2024-04-17 15:48:57 UTC

is this different than their "large" model

spenceryonce

0 replies

3h14m

2024-04-17 15:11:54 UTC

I can't even begin to describe how excited I am for the future of AI.

jhoechtl

0 replies

2h21m

2024-04-17 16:05:09 UTC

Did anyone have success getting danswer and ollama to work together?

endisneigh

0 replies

3h30m

2024-04-17 14:56:18 UTC

Good to continue to see a permissive license here.

austinsuhr

0 replies

3h1m

2024-04-17 15:24:57 UTC

Is 8x22B gonna make it to Le Chat in the near future?

arnaudsm

0 replies

3h28m

2024-04-17 14:58:22 UTC

Curious to see how it performs against GPT-4.
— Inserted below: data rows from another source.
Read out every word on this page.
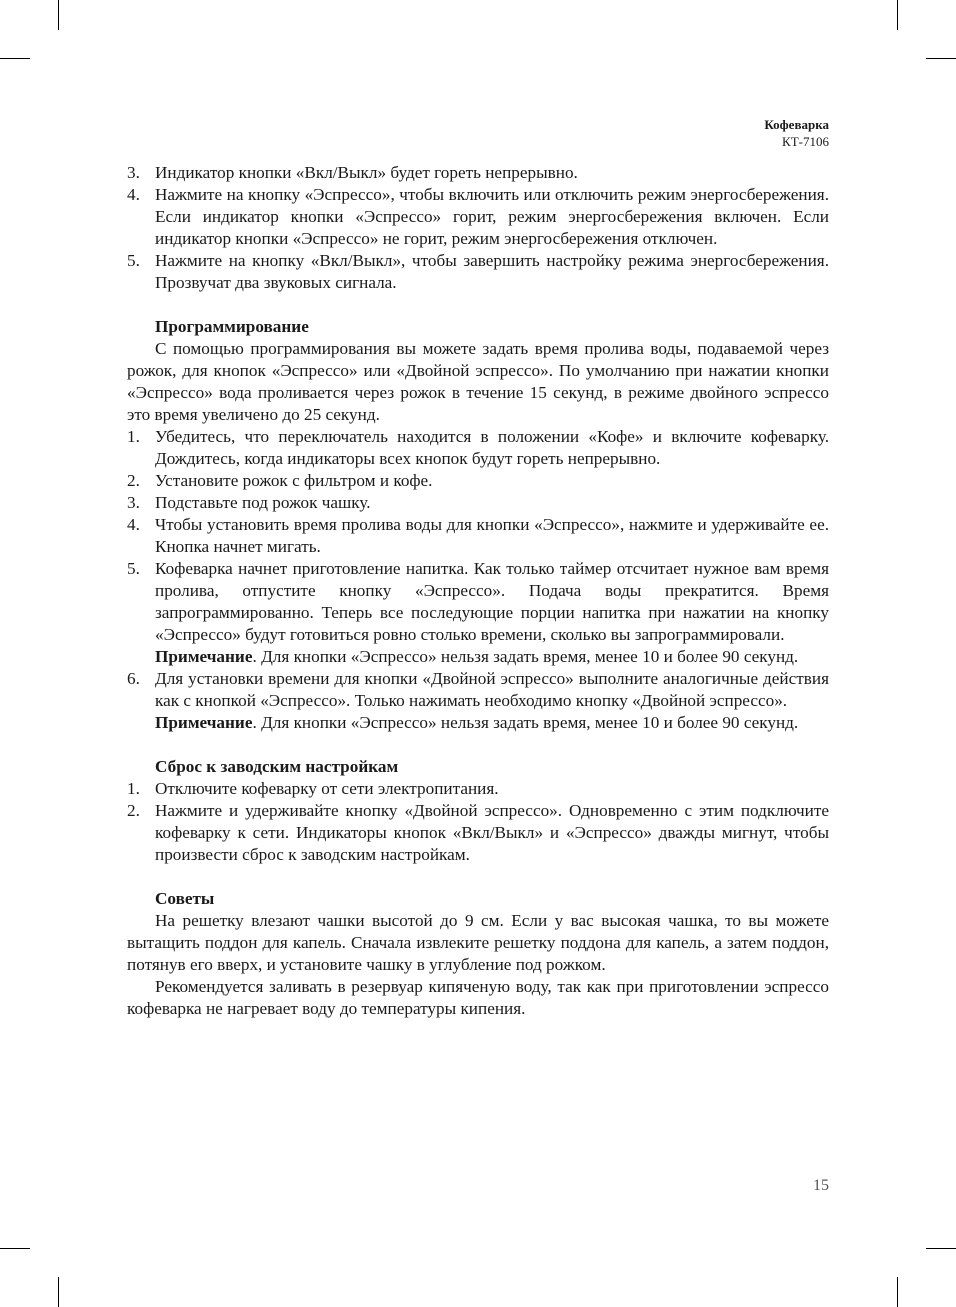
Кофеварка
КТ-7106
3. Индикатор кнопки «Вкл/Выкл» будет гореть непрерывно.
4. Нажмите на кнопку «Эспрессо», чтобы включить или отключить режим энергосбережения. Если индикатор кнопки «Эспрессо» горит, режим энергосбережения включен. Если индикатор кнопки «Эспрессо» не горит, режим энергосбережения отключен.
5. Нажмите на кнопку «Вкл/Выкл», чтобы завершить настройку режима энергосбережения. Прозвучат два звуковых сигнала.
Программирование
С помощью программирования вы можете задать время пролива воды, подаваемой через рожок, для кнопок «Эспрессо» или «Двойной эспрессо». По умолчанию при нажатии кнопки «Эспрессо» вода проливается через рожок в течение 15 секунд, в режиме двойного эспрессо это время увеличено до 25 секунд.
1. Убедитесь, что переключатель находится в положении «Кофе» и включите кофеварку. Дождитесь, когда индикаторы всех кнопок будут гореть непрерывно.
2. Установите рожок с фильтром и кофе.
3. Подставьте под рожок чашку.
4. Чтобы установить время пролива воды для кнопки «Эспрессо», нажмите и удерживайте ее. Кнопка начнет мигать.
5. Кофеварка начнет приготовление напитка. Как только таймер отсчитает нужное вам время пролива, отпустите кнопку «Эспрессо». Подача воды прекратится. Время запрограммированно. Теперь все последующие порции напитка при нажатии на кнопку «Эспрессо» будут готовиться ровно столько времени, сколько вы запрограммировали.
Примечание. Для кнопки «Эспрессо» нельзя задать время, менее 10 и более 90 секунд.
6. Для установки времени для кнопки «Двойной эспрессо» выполните аналогичные действия как с кнопкой «Эспрессо». Только нажимать необходимо кнопку «Двойной эспрессо».
Примечание. Для кнопки «Эспрессо» нельзя задать время, менее 10 и более 90 секунд.
Сброс к заводским настройкам
1. Отключите кофеварку от сети электропитания.
2. Нажмите и удерживайте кнопку «Двойной эспрессо». Одновременно с этим подключите кофеварку к сети. Индикаторы кнопок «Вкл/Выкл» и «Эспрессо» дважды мигнут, чтобы произвести сброс к заводским настройкам.
Советы
На решетку влезают чашки высотой до 9 см. Если у вас высокая чашка, то вы можете вытащить поддон для капель. Сначала извлеките решетку поддона для капель, а затем поддон, потянув его вверх, и установите чашку в углубление под рожком.
Рекомендуется заливать в резервуар кипяченую воду, так как при приготовлении эспрессо кофеварка не нагревает воду до температуры кипения.
15
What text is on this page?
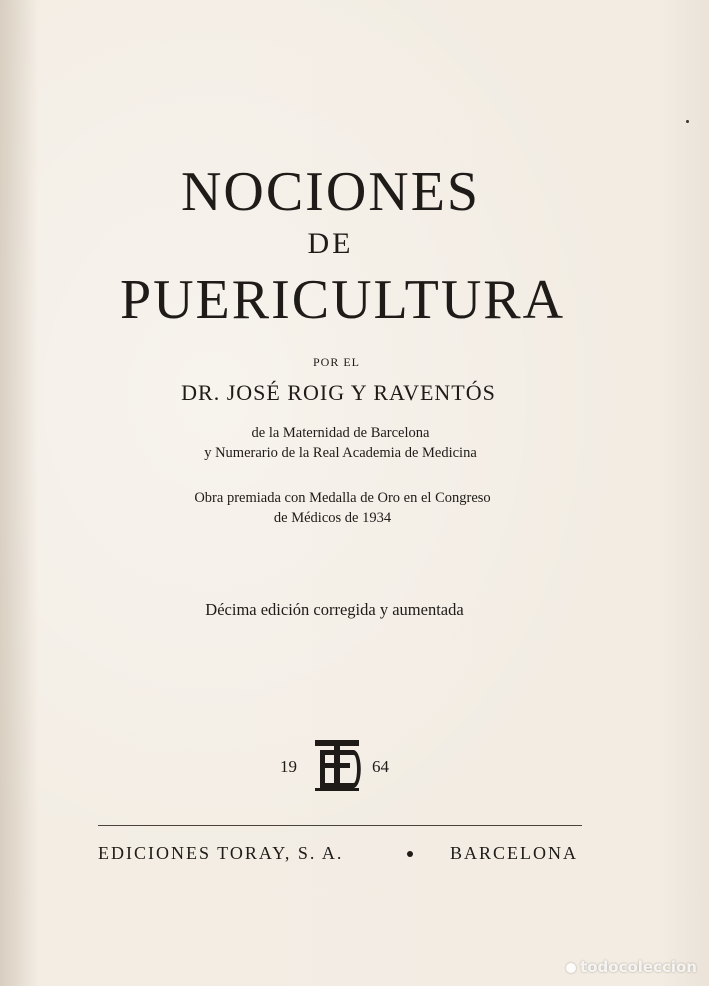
NOCIONES
DE
PUERICULTURA
POR EL
DR. JOSÉ ROIG Y RAVENTÓS
de la Maternidad de Barcelona
y Numerario de la Real Academia de Medicina
Obra premiada con Medalla de Oro en el Congreso
de Médicos de 1934
Décima edición corregida y aumentada
19	64
EDICIONES TORAY, S. A.	BARCELONA
todocoleccion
Mixtral8x22 beats CommandR+, which is at GPT-4-level in LMSYS' leaderboard.

ado__dev

0 replies

2h15m

2024-04-17 16:11:21 UTC

We rolled out Mixtral 8x22b to our LLM Litmus Test at s0.dev for Cody AI. Don't have enough data to say it's better or worse that other LLMs yet, but if you want to try it out for coding purposes, let me know your experience.

Lacerda69

0 replies

3h15m

2024-04-17 15:10:59 UTC

I have been using mixtral daily since it was released for all kinds of writing and coding tasks. Love it and massively invested in mistrals mission.

Keep on doing this great work.

Edit: been using the previous version, seems like this one is even better?

ChicagoDave

0 replies

3h2m

2024-04-17 15:24:31 UTC

We need larger context windows, otherwise we’re running the same path with marginally different results.